Fine-scale spatiotemporal patterns of genetic variation reflect budding dispersal coupled with strong natal philopatry in a cooperatively breeding mammal.

The relatedness structure of animal populations is thought to be a critically important factor underlying the evolution of mating systems and social behaviours. While previous work has shown that population structure is shaped by many biological processes, few studies have investigated how these factors vary over time. Consequently, we explored the fine-scale spatiotemporal genetic structure of an intensively studied population of cooperatively breeding banded mongooses (Mungos mungo) over a 10-year period. Overall population structure was strong (average F(ST)  = 0.129) but groups with spatially overlapping territories were not more genetically similar to one another than noncontiguous groups.

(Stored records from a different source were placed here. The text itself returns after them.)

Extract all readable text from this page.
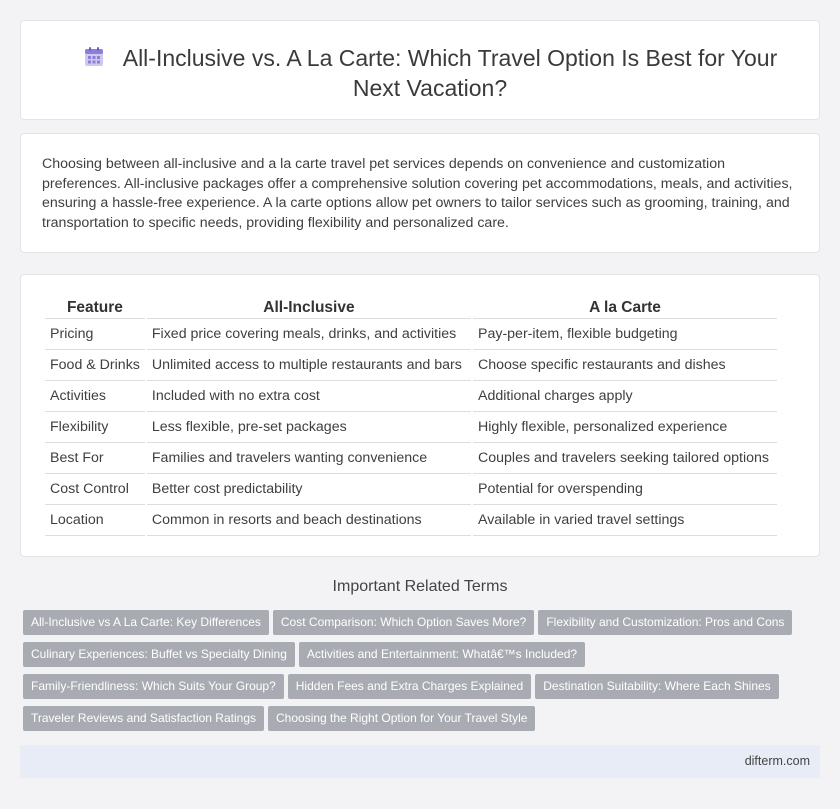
All-Inclusive vs. A La Carte: Which Travel Option Is Best for Your Next Vacation?

Choosing between all-inclusive and a la carte travel pet services depends on convenience and customization preferences. All-inclusive packages offer a comprehensive solution covering pet accommodations, meals, and activities, ensuring a hassle-free experience. A la carte options allow pet owners to tailor services such as grooming, training, and transportation to specific needs, providing flexibility and personalized care.

Feature	All-Inclusive	A la Carte
Pricing	Fixed price covering meals, drinks, and activities	Pay-per-item, flexible budgeting
Food & Drinks	Unlimited access to multiple restaurants and bars	Choose specific restaurants and dishes
Activities	Included with no extra cost	Additional charges apply
Flexibility	Less flexible, pre-set packages	Highly flexible, personalized experience
Best For	Families and travelers wanting convenience	Couples and travelers seeking tailored options
Cost Control	Better cost predictability	Potential for overspending
Location	Common in resorts and beach destinations	Available in varied travel settings
Important Related Terms
All-Inclusive vs A La Carte: Key Differences Cost Comparison: Which Option Saves More? Flexibility and Customization: Pros and ConsCulinary Experiences: Buffet vs Specialty Dining Activities and Entertainment: Whatâ€™s Included?Family-Friendliness: Which Suits Your Group? Hidden Fees and Extra Charges Explained Destination Suitability: Where Each ShinesTraveler Reviews and Satisfaction Ratings Choosing the Right Option for Your Travel Style
difterm.com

Instead, genetic differentiation was associated with historical group-fission (budding) events, with new groups diverging from their parent groups over time. Within groups, relatedness was high within but not between the sexes, although the latter increased over time since group formation due to group founders being replaced by philopatric young. This trend was not mirrored by a decrease in average offspring heterozygosity over time, suggesting that close inbreeding may often be avoided, even when immigration into established groups is virtually absent and opportunities for extra-group matings are rare. Fine-scale spatiotemporal population structure could have important implications in social species, where relatedness between interacting individuals is a vital component in the evolution of patterns of inbreeding avoidance, reproductive skew and kin-selected helping and harming.